De toenmalige algemeen manager van Lierse had nog een voltijdse job bij Exxon Mobile in de Antwerpse haven. Hij mocht vroeger naar huis, al om drie uur, en was van vier uur tot tien ’s avonds op Lierse. De toekomstige kampioenenploeg had naast technische staf en spelers maar één man vast in dienst: secretaris Benny Van Dijck, vandaag met 33 jaar onafgebroken dienst de langst zittende werknemer van geel-zwart.

Ives Serneels, nu bondscoach van de Red Flames, stond bij de voorstelling van Gerets plots naast de nieuwe trainer in het toilet. Plassend zei Gerets: ‘Jij ziet me er een uit die niet zo graag in het bos loopt.’ Serneels schrok. ‘Dat klopte. Ik was altijd de laatste bij een bosloop. Die man had zijn huiswerk gemaakt. En dan die nabesprekingen. Keihard, heel direct. Daar schrokken we van.’

Eerste acht

Voor het seizoen 1996/97 spreekt Gerets, die voordien even in beeld was om trainer van Standard te worden maar zijn woord tegenover Lierse niet wilde breken, zijn ambitie uit: ‘Tussen de vijfde en de achtste plaats, en als het kan nog iets beter.’ Gerets heeft als enige een kampioenenpremie in zijn contract laten opnemen. De Ceulaer: ‘Van Laer zei: als hij dat wil, dan zetten we dat er gewoon in, hé.’

Het is, na vele jaren besturen met de knip op de geldbeugel, het eerste seizoen dat Lierse schuldenvrij is.

Dat jaar is er maar één uitgesproken titelkandidaat: regerend kampioen Club Brugge. Excelsior Mouscron, dat met Nieuwjaar eerste zou staan, was net uit tweede klasse gepromoveerd en zou helemaal ineenzakken nadat trainer Georges Leekens in januari voor de Rode Duivels koos.
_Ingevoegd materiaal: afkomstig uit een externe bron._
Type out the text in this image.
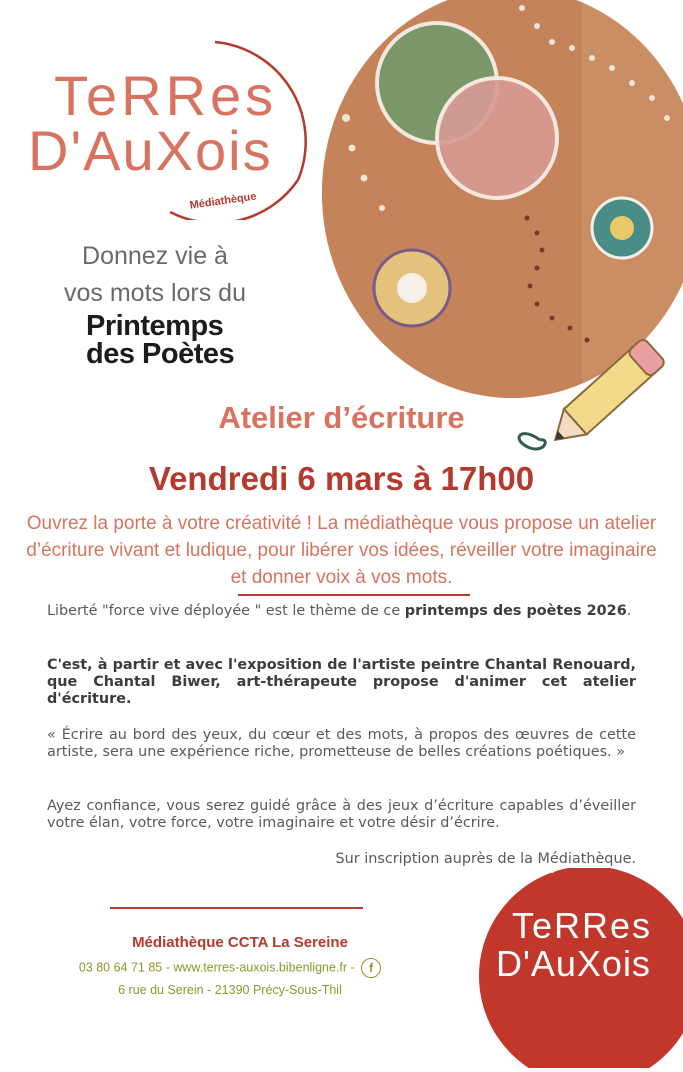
TeRRes
D'AuXois
Médiathèque
Donnez vie à
vos mots lors du
Printemps
des Poètes
Atelier d’écriture
Vendredi 6 mars à 17h00
Ouvrez la porte à votre créativité ! La médiathèque vous propose un atelier d’écriture vivant et ludique, pour libérer vos idées, réveiller votre imaginaire et donner voix à vos mots.
Liberté "force vive déployée " est le thème de ce printemps des poètes 2026.
C'est, à partir et avec l'exposition de l'artiste peintre Chantal Renouard, que Chantal Biwer, art-thérapeute propose d'animer cet atelier d'écriture.
« Écrire au bord des yeux, du cœur et des mots, à propos des œuvres de cette artiste, sera une expérience riche, prometteuse de belles créations poétiques. »
Ayez confiance, vous serez guidé grâce à des jeux d’écriture capables d’éveiller votre élan, votre force, votre imaginaire et votre désir d’écrire.
Sur inscription auprès de la Médiathèque.
Médiathèque CCTA La Sereine
03 80 64 71 85 - www.terres-auxois.bibenligne.fr - f
6 rue du Serein - 21390 Précy-Sous-Thil
C unes
TeRRes
D'AuXois
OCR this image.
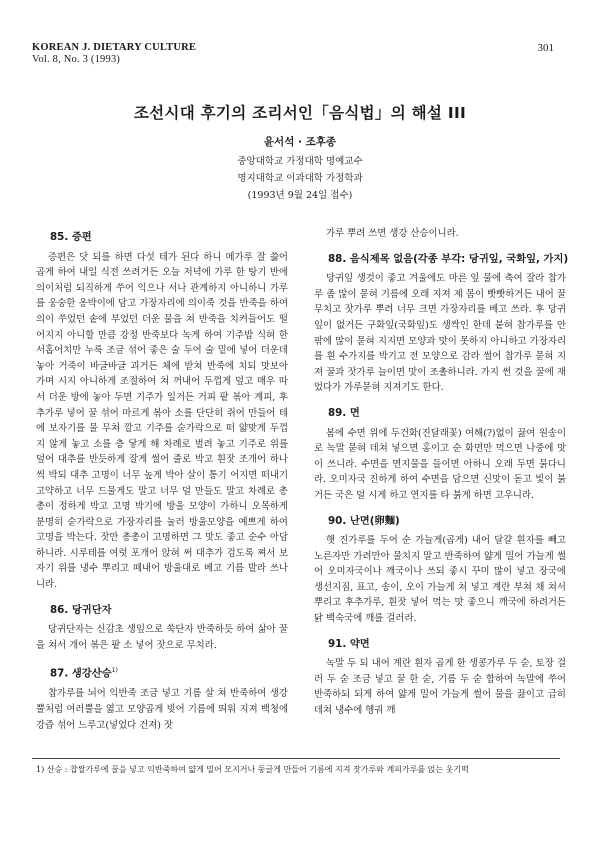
KOREAN J. DIETARY CULTURE
Vol. 8, No. 3 (1993)
301
조선시대 후기의 조리서인「음식법」의 해설 III
윤서석 · 조후종
중앙대학교 가정대학 명예교수
명지대학교 이과대학 가정학과
(1993년 9월 24일 접수)
85. 증편

증편은 닷 되를 하면 다섯 테가 된다 하니 메가루 잘 쓿어 곱게 하여 내일 식전 쓰려거든 오늘 저녁에 가루 한 탕기 반에 의이처럼 되직하게 쑤어 익으나 서나 관계하지 아니하니 가루를 웅숭한 옹박이에 담고 가장자리에 의이죽 것을 반죽을 하여 의이 쑤었던 솥에 부었던 더운 물을 쳐 반죽을 치켜들어도 떨어지지 아니할 만큼 강정 반죽보다 녹게 하여 기주밥 식혀 한 서홉어치만 누룩 조금 섞어 좋은 술 두어 술 밑에 넣어 더운데 놓아 거죽이 바글바글 괴거든 체에 받쳐 반죽에 치되 맛보아 가며 시지 아니하게 조절하여 쳐 꺼내어 두껍게 덮고 매우 따서 더운 방에 놓아 두면 기주가 일거든 거피 팥 볶아 계피, 후추가루 넣어 꿀 섞어 마르게 볶아 소를 단단히 쥐어 만들어 테에 보자기를 물 무쳐 깔고 기주를 숟가락으로 떠 얇맞게 두껍지 않게 놓고 소를 층 닿게 해 차례로 벌려 놓고 기주로 위를 덮어 대추를 반듯하게 잘게 썰어 줄로 박고 흰잣 조개어 하나씩 박되 대추 고명이 너무 높게 박아 살이 통기 어지면 떠내기 고약하고 너무 드물게도 말고 너무 덜 만들도 말고 차례로 총총이 정하게 박고 고명 박기에 방울 모양이 가하니 오목하게 분명히 숟가락으로 가장자리를 눌러 방울모양을 예쁘게 하여 고명을 박는다. 잣만 총총이 고명하면 그 맛도 좋고 순수 아담하니라. 시루테를 여럿 포개어 앉혀 써 대추가 검도록 쪄서 보자기 위를 냉수 뿌리고 떼내어 방울대로 베고 기름 발라 쓰나니라.

86. 당귀단자

당귀단자는 신감초 생잎으로 쑥단자 반죽하듯 하여 삶아 꿀을 쳐서 개어 볶은 팥 소 넣어 잣으로 무치라.

87. 생강산승$^{1)}$

찹가루를 뇌어 익반죽 조금 넣고 기름 살 쳐 반죽하여 생강뿔처럼 여러뿔을 엷고 모양곱게 빚어 기름에 띄워 지져 백청에 강즙 섞어 느루고(넣었다 건져) 잣

가루 뿌려 쓰면 생강 산승이니라.

88. 음식제목 없음(각종 부각: 당귀잎, 국화잎, 가지)

당귀잎 생것이 좋고 겨울에도 마른 잎 물에 축여 잘라 찹가루 좀 많이 묻혀 기름에 오래 지져 제 몸이 빳빳하거든 내어 꿀 무치고 잣가루 뿌려 너무 크면 가장자리를 베고 쓰라. 후 당귀잎이 없거든 구화잎(국화잎)도 생싹인 한데 붙혀 찹가루를 안팎에 많이 묻혀 지지면 모양과 맛이 못하지 아니하고 가장자리를 흰 수가지를 박기고 전 모양으로 감라 썰어 찹가루 묻혀 지져 꿀과 잣가루 늘이면 맛이 조촐하니라. 가지 썬 것을 꿀에 재었다가 가루묻혀 지져기도 한다.

89. 면

봄에 수면 위에 두건화(진달래꽃) 여해(?)없이 끓여 원송이로 녹말 묻혀 데쳐 넣으면 홍이고 순 화면만 먹으면 나중에 맛이 쓰니라. 수면을 면지물을 들이면 아하니 오래 두면 묽다니라. 오미자국 진하게 하여 수면을 담으면 신맛이 돋고 빛이 붉거든 국은 덜 시게 하고 연지를 타 붉게 하면 고우니라.

90. 난면(卵麵)

햇 진가루를 두어 순 가늘게(곱게) 내어 달걀 흰자를 빼고 노른자만 가려만아 물치지 말고 반죽하여 얇게 밀어 가늘게 썰어 오미자국이나 깨국이나 쓰되 좋시 꾸미 많이 넣고 장국에 생선지짐, 표고, 송이, 오이 가늘게 쳐 넣고 계란 부쳐 채 쳐서 뿌리고 후추가루, 흰잣 넣어 먹는 맛 좋으니 깨국에 하려거든 닭 백숙국에 깨를 걸러라.

91. 약면

녹말 두 되 내어 계란 흰자 곱게 한 생콩가루 두 숟, 토장 걸러 두 숟 조금 넣고 꿀 한 숟, 기름 두 숟 합하여 녹말에 쑤어 반죽하되 되게 하여 얇게 밀어 가늘게 썰어 물을 끓이고 급히 데쳐 냉수에 헹궈 깨

1) 산승 : 찹쌀가루에 꿀을 넣고 익반죽하여 얇게 밀어 모지거나 둥글게 만들어 기름에 지져 잣가루와 계피가루를 얹는 웃기떡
Lierse was vijfde geëindigd en zag een Europees ticket door de neus geboord omdat op de laatste speeldag RWDM een punt pakte op Anderlecht en daardoor als vierde Europa in mocht.

De eerste aanwinst die al in mei voorgesteld wordt, is doelman Stanley Menzo die van PSV komt en met Ajax als meevoetballende doelman twee Europabekers had gewonnen (EC2 in 1987, EC3 in 1992).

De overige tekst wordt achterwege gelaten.